Cuando llegaron a la enfermería, el primer destino, lo impactaron tres cosas. Una, que no había enfermeros ni doctores, solo presos atendiendo a otros presos. Dos, la cantidad de enfermos y heridos. Tres, que había una cloaca en medio de la habitación, abierta y rebosada. Al fondo vio un esqueleto, que, a los pocos segundos, empezó a moverse. Andrés se sobresaltó, pero lo detalló bien: no era un esqueleto, sino alguien muy muy flaco.
Se trataba de un indígena wayú, al que habían metido allí por robar un reloj. Tenía tuberculosis. Para que no se muriera dentro del penal, el director de la cárcel le había dado la carta de libertad. Sin embargo, el tipo apenas podía moverse. Más tarde, Andrés acompañó a los activistas a llevarlo a Misión Negra Hipólita, una organización del Gobierno para atender a personas en situación de calle, en la que lo rechazaron. En consecuencia, trataron de ingresarlo en un hospital: allí murió.

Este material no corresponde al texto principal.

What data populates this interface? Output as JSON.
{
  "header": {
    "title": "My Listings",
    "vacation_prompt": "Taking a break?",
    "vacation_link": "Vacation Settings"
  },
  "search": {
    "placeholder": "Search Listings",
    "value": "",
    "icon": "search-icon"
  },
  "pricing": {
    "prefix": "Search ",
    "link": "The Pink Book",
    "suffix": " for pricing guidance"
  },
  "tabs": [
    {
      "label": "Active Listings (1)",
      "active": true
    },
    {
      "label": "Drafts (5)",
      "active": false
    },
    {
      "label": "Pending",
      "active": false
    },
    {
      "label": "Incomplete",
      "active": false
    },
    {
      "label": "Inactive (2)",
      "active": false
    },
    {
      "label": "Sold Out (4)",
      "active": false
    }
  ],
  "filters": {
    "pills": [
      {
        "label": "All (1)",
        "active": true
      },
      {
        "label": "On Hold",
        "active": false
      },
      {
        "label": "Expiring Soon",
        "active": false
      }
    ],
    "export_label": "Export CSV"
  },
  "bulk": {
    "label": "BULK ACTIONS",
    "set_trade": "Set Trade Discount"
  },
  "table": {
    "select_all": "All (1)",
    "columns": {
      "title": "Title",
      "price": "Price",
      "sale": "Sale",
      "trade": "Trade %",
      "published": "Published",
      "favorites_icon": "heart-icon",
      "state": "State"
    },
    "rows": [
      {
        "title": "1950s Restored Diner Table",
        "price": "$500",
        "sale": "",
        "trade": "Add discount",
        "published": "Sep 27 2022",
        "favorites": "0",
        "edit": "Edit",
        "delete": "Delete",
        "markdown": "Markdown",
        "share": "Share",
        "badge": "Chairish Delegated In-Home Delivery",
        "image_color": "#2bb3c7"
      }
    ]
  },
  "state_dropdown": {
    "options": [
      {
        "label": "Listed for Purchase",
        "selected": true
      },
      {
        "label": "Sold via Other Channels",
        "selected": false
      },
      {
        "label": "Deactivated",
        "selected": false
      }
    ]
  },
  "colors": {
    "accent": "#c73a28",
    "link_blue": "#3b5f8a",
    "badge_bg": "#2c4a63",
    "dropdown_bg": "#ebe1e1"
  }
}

Andrés quedó tan impresionado que se prometió hacer un documental para contarle al mundo cómo eran las prisiones venezolanas. Por su cuenta, comenzó a visitar prisiones. Hasta que en 2010 se mudó a Washington para estudiar cine. Vivió tres años allí, terminó sus estudios y regresó al país para continuar con las visitas carcelarias. En la PGV, había tejido buenas relaciones con el pran, quien veía su interés por mejorarle la vida a la llamada «población»: llevaba equipos de básquet, de fútbol sala, músicos, hacía jornadas para los niños. Pese a que siempre andaba documentando todo, no era un periodista que quería buscar un hit y luego olvidarse de los presos. Andrés estaba comprometido con ayudarlos.
El primero de septiembre de 2013, Mc- Klopedia lanzó el álbum Lirical Lacra. Andrés, que escuchaba hiphop desde que era niño, lo escuchaba una y otra vez. Por medio de Andrés Belloso, bajista de la banda de rock Los Mesoneros y amigo de él de toda la vida, conoció al rapero. Le dijo que sería muy valioso que fuera a enviar su mensaje a un lugar tan oscuro. Lo demás ya se narró.

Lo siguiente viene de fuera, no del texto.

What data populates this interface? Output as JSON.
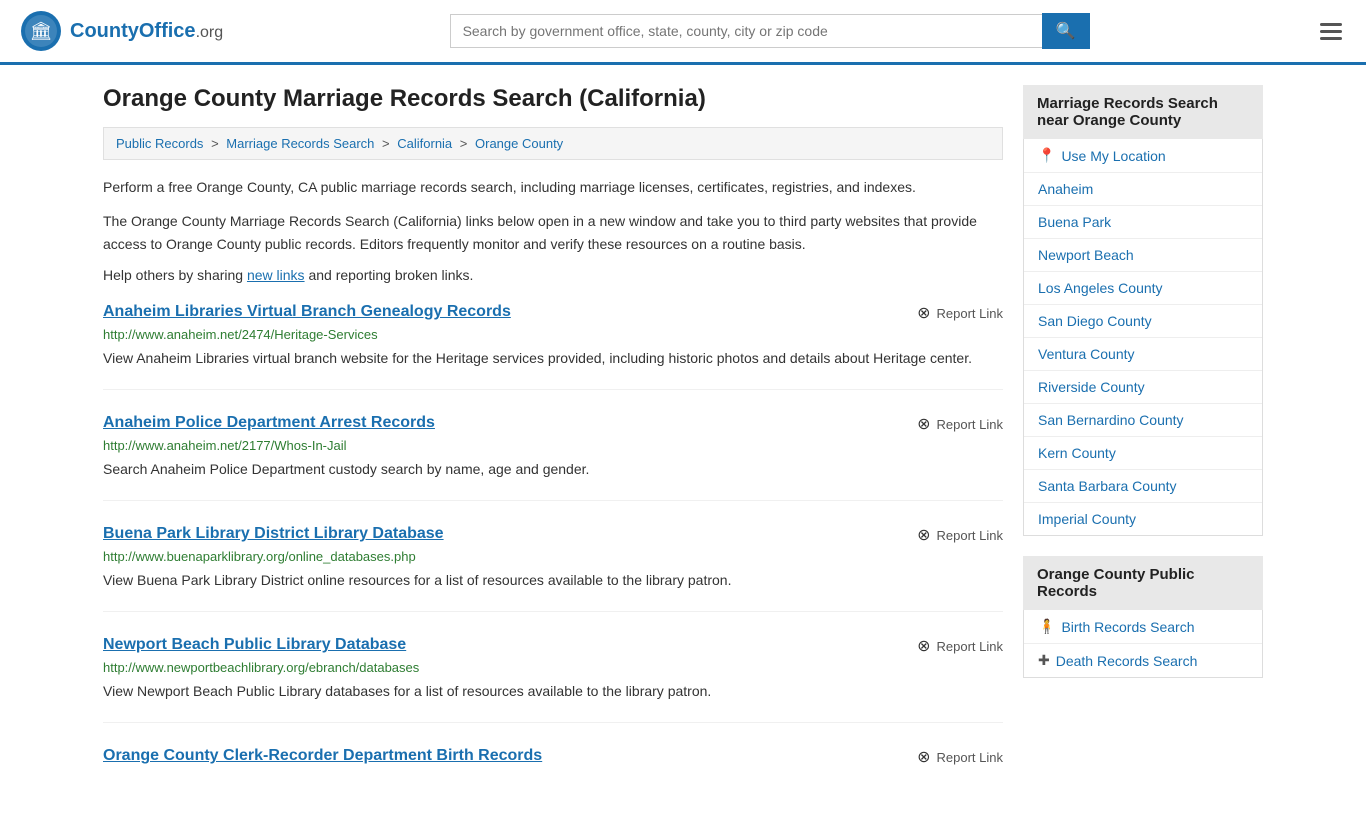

Pocos meses después de esa visita, Andrés y McKlopedia volvieron a la PGV. Esta vez, su única intención era conversar con los Free Convict. Surgió una alianza. Andrés y su productora Capitolio prometieron apoyarlos con una condición: tenían que usar el proyecto musical para reformarse y reinsertarse en la sociedad. No podían seguir cantando rap gangsta; sus canciones debían ser honestas, hablar de lo vivido desde una perspectiva realista y compartirle al mundo cuál era el ambiente en el que habían crecido.
Los presos imaginaron una vida sin el estrés de ver a ambos lados en la calle por si te tropiezas con una venganza, pensaron en cómo sería ganar dinero trabajando, en no hacer daño. Recordaron los rostros de sus víctimas. Recordaron los rostros de sus familiares. Aceptaron.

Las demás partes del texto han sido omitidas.